TNF production assay

Total thymocytes were stimulated with plate-bound anti-CD3 plus anti-CD28 in the presence of GolgiPlug (BD Bioscience). 4 h later, cells were treated with Cytofix/Cytoperm (BD Bioscience) for 30 min on ice after surface staining, and then stained for intracellular TNF (MP6-XT22, BD Bioscience).

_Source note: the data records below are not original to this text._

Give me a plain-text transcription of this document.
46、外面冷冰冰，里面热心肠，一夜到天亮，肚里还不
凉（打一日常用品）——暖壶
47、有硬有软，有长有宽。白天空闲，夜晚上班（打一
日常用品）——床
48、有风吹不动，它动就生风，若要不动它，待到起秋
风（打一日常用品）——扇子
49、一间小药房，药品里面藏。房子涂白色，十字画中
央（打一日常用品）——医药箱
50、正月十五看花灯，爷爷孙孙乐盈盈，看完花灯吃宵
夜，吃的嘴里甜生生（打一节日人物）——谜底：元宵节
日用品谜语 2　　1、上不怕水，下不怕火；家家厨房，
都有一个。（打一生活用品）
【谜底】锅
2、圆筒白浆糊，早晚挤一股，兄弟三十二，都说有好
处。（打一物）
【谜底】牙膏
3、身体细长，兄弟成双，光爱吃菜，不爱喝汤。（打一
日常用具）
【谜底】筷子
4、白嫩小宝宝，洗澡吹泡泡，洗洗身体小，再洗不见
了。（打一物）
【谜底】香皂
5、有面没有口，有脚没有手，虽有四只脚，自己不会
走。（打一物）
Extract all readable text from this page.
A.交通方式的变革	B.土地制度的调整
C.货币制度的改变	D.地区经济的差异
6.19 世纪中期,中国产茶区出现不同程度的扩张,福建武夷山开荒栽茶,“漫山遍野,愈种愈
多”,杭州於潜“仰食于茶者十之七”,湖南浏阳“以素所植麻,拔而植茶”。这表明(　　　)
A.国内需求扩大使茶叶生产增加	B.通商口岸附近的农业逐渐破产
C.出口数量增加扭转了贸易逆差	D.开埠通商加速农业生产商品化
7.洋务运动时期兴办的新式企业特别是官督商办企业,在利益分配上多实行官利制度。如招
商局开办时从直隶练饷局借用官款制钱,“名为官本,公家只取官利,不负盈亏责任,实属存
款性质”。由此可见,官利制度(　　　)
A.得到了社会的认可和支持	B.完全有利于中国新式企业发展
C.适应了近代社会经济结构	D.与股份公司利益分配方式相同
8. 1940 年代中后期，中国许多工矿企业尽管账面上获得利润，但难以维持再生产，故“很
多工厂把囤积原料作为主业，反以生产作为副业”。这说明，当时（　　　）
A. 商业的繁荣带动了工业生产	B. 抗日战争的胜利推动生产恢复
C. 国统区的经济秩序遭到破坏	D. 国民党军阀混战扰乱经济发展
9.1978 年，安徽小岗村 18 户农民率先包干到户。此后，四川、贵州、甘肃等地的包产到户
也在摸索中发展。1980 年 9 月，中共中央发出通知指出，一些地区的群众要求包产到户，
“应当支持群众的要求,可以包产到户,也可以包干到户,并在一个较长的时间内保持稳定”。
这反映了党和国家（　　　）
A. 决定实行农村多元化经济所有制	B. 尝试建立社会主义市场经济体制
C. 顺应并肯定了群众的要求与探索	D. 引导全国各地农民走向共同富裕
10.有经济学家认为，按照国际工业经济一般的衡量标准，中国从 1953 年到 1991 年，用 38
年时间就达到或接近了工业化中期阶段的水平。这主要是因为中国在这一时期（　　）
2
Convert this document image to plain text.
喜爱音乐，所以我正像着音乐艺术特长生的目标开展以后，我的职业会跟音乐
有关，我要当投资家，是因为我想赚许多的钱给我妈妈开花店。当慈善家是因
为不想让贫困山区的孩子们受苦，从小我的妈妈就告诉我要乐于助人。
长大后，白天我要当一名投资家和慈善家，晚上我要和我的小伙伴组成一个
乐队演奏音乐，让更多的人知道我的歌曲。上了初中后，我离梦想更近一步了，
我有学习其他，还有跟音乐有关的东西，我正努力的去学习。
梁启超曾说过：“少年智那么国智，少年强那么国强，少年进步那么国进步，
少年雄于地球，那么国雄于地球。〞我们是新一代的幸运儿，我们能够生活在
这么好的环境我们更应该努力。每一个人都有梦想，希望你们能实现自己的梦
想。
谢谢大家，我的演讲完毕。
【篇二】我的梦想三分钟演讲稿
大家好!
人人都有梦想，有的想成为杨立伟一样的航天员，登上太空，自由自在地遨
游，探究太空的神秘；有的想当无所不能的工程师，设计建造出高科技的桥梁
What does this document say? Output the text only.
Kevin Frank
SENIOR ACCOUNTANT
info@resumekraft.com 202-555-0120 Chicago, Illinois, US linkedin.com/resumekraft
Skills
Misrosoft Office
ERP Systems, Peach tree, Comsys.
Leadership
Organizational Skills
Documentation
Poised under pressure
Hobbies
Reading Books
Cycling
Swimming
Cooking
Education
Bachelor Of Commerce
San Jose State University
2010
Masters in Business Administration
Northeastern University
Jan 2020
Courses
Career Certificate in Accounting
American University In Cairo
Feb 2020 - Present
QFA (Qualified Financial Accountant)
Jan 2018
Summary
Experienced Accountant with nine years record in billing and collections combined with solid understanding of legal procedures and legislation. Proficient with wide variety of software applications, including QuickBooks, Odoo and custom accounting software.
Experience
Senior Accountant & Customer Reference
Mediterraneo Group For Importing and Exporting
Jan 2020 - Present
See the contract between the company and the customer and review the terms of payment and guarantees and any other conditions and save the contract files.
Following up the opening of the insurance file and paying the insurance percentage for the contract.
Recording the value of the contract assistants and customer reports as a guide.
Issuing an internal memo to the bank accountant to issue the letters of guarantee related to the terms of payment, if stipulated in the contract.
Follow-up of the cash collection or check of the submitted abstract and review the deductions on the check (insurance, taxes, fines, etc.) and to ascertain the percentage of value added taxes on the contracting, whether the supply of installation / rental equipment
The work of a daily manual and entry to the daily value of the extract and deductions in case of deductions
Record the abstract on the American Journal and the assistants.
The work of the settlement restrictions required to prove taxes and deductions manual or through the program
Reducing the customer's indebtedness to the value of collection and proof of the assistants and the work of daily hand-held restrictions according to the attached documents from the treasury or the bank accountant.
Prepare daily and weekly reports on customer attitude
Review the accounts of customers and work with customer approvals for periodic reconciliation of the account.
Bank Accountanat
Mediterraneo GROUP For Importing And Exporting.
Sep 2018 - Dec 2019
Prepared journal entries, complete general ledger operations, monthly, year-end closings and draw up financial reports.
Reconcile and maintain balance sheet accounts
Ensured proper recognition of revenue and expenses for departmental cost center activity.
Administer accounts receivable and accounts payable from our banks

Intracellular staining of STAT1

We stained freshly isolated thymocytes with surface markers, then treated them using Cytofix/Cytoperm (BD Biosciences) for 30 min on ice. Intracellular STAT1 was stained with anti–STAT1 rabbit polyclonal antibody (ab92506, Abcam) and subsequently with Alexa Fluor 647–conjugated goat anti-rabbit IgG (Invitrogen). Data were acquired on an LSRFortessa flow cytometer with FACSDiva software and analyzed using FlowJo (Tree Star).

Statistical analysis

Standard deviation and P-values were determined using Prism software (GraphPad Software, Inc.). P-values were calculated using a two-tailed unpaired Student's t-test with 95% confidence interval.

Table 1

Gene set enrichment analysis (GSEA) of microarray data showing enrichment of gene sets that share a conserved transcription factor binding motif in the promoters and 3'UTRs of genes that changed between the stages noted.

PreDP to PostDP			PostDP to SM/M1			SM/M1 to M2
Name	#	NES	Name	#	NES	Name	#	NES
ATF	3	1.97	E2F	14	1.84	NONE		≥ 1.60
EGR	6	1.86	NF-κb	1	1.62	NONE		≤ −1.60
CREB1	3	1.83	IRF	1	1.62
E4F1	1	1.82	ATF	1	−1.60
NF-κb	4	1.78	EGR	2	−1.73
ETS	3	1.73	PAX8	1	−1.62
ELK1	1	1.71	NFAT	1	−1.60
SRF	2	1.70
PU.1	1	1.65
STAT1	1	1.62
NERF	1	1.61
E2F	8	−1.62

Only gene sets with normalized enrichment scores (NES) ≥ 1.6 or ≤ −1.6 are shown. Bold font indicates upregulated gene sets; non-bold font indicates downregulated gene sets.

# refers to the number of gene sets related to that transcription factor that were enriched.